Chipmunk Coulee/Salzer German Methodist Church
Chipmunk Coulee Cemetery originally was the site of a Methodist Church. The congregation was associated with the Salzer Memorial Methodist Church in La Crosse. From Emil J. Bernet's article titled "Beginnings of the Salzer Memorial Methodist Church" in the La Crosse County Historical Sketches (series 7) published in 1945, described:
the "people in Chipmunk Coulee and on Brecken Ridge [later called Brinkman Ridge bordering La Crosse and Vernon counties] were largely German Bohemians, most of whom were Catholics.
In Mormon Coulee there were chiefly Swiss and in other places there were German Lutherans. These settlers were pious, God-fearing people with religious training in school in youth; but even with this religious background they had been entirely neglected by their churches before this time. There was an occasional priest in the towns who could be called upon to baptize, marry, or bury. The Methodist circuit riders were ready to pray with a penitent sinner under a tree in the woods or on the lee side of a hay stack, and administer all religious rites when necessary. Literally left as 'sheep without a shepherd' by their own churches, there was an immediate response to the earnest, sincere preaching of the gospel according to Methodist principles. Meetings were held in homes and schoolhouse whenever anyone would listen."
While the main La Crosse church began to have regular preaching services in 1858 and a small church building was erected, missionary work outside La Crosse was growing. Revival meetings during the winter season and camp meetings in the summer time to which people came from long distances were popular. Spiritual interest was shown and the preaching of the gospel became more widespread. The missionary societies were established by 1860. These included La Crosse (main church), Brecken Ridge [Brinkman Ridge], Chipmunk Coulee, Mormon Coulee, Burr Oak and Jacksonville (Monroe Co.).
The first settlers arrived in 1855. Several families of the first settlers spent the first winter, an unually severe one, in a small, floorless log cabin which had been erected on a farm. Early family names Starch, Tietze, Paudler, Bendel, Kunert(h), Hieckel, Uhl, Ritschel, Ringel and Lies. Over time, other immigrants came and built houses. A travelling Methodist preacher soon came and looked up the people, who responded to his ministry and gathered in homes for religious services until a church was built. In 1862 a small frame church was built in Chipmunk Coulee at a cost of about $800 on land donated by Jacob (Jakob) Bendel. Bendel is buried across the road from the Chipmunk Coulee Cemetery on land still owned by Bendel descendants, while his wife is buried in the church cemetery.
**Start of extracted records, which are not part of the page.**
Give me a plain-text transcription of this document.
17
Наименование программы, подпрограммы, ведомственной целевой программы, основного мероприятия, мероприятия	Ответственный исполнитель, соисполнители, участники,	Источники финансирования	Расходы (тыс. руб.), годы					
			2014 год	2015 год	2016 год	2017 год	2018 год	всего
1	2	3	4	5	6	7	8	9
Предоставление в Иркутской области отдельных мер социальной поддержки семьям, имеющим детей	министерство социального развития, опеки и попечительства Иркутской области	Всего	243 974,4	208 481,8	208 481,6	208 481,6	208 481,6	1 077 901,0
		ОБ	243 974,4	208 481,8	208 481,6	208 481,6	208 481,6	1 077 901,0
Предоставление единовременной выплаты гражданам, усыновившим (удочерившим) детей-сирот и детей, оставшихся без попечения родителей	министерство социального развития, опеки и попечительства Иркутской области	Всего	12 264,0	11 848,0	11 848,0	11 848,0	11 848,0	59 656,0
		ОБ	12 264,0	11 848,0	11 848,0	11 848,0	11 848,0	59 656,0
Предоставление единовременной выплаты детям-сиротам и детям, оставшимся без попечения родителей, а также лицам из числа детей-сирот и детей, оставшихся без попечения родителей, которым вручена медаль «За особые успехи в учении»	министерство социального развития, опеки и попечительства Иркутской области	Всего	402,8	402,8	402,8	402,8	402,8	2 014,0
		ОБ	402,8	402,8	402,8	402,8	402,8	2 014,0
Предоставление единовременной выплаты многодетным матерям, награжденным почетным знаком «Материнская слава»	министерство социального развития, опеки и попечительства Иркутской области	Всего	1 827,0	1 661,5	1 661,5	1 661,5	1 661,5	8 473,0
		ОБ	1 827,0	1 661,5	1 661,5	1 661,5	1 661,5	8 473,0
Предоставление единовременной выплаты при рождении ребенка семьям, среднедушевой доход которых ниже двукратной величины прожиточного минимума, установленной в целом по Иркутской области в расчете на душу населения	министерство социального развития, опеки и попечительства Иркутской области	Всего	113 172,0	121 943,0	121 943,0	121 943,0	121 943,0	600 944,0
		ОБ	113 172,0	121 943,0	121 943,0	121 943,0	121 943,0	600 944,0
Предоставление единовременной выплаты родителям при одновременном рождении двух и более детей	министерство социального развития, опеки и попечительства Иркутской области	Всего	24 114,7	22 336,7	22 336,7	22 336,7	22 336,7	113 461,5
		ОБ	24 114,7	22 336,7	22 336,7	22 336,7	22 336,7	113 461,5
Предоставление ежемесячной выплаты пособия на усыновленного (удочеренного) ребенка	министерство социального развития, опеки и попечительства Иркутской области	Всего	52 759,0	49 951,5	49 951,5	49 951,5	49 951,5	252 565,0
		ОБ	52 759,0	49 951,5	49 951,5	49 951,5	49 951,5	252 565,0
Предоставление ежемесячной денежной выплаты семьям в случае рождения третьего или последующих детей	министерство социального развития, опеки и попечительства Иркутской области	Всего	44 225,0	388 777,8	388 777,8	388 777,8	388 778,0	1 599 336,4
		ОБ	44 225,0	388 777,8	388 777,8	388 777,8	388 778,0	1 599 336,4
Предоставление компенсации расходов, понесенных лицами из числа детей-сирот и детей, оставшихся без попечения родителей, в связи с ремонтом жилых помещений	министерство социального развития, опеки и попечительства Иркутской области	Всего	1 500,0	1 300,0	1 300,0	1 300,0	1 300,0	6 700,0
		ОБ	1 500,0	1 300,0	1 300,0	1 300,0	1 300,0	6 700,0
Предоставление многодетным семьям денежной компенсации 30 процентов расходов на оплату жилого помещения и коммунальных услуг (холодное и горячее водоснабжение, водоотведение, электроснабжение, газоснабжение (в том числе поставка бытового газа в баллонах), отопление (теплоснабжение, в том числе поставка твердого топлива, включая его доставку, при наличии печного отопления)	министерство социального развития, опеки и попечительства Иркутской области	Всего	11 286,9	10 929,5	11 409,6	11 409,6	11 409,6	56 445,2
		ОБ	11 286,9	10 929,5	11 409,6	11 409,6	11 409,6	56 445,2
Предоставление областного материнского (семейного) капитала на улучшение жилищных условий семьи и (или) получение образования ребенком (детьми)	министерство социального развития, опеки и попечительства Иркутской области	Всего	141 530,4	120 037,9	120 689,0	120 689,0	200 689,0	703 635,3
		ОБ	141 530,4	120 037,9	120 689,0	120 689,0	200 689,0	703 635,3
The obituary of Rosena Lorenz in 1913 said she was to be buried in the Bohner Cemetery. However, there don't appear to be any stones with the Bohner name, so it is unclear how this name is connected with the Chipmunk Coulee Cemetery.
Membership of those belonging to Chipmunk Coulee was eventually transferred to the North La Crosse church. In 1919 North La Crosse and Chipmunk Coulee were abandoned as a charge, and the membership from both of these societies was transferred to the La Crosse church. The resident pastor supplied the pulpit in Chipmunk Coulee until 1929 with the aid of local preachers and retired pastors.
A warranty deed [La Crosse County Register of Deeds, volume 219 page 219] transferred ownership of the cemetery and former church property Otto W. Muenster et al., trustees of the Salzer Memorial Church to the Chipmunk Coulee Cemetery Association for $1 on Aug. 6, 1947.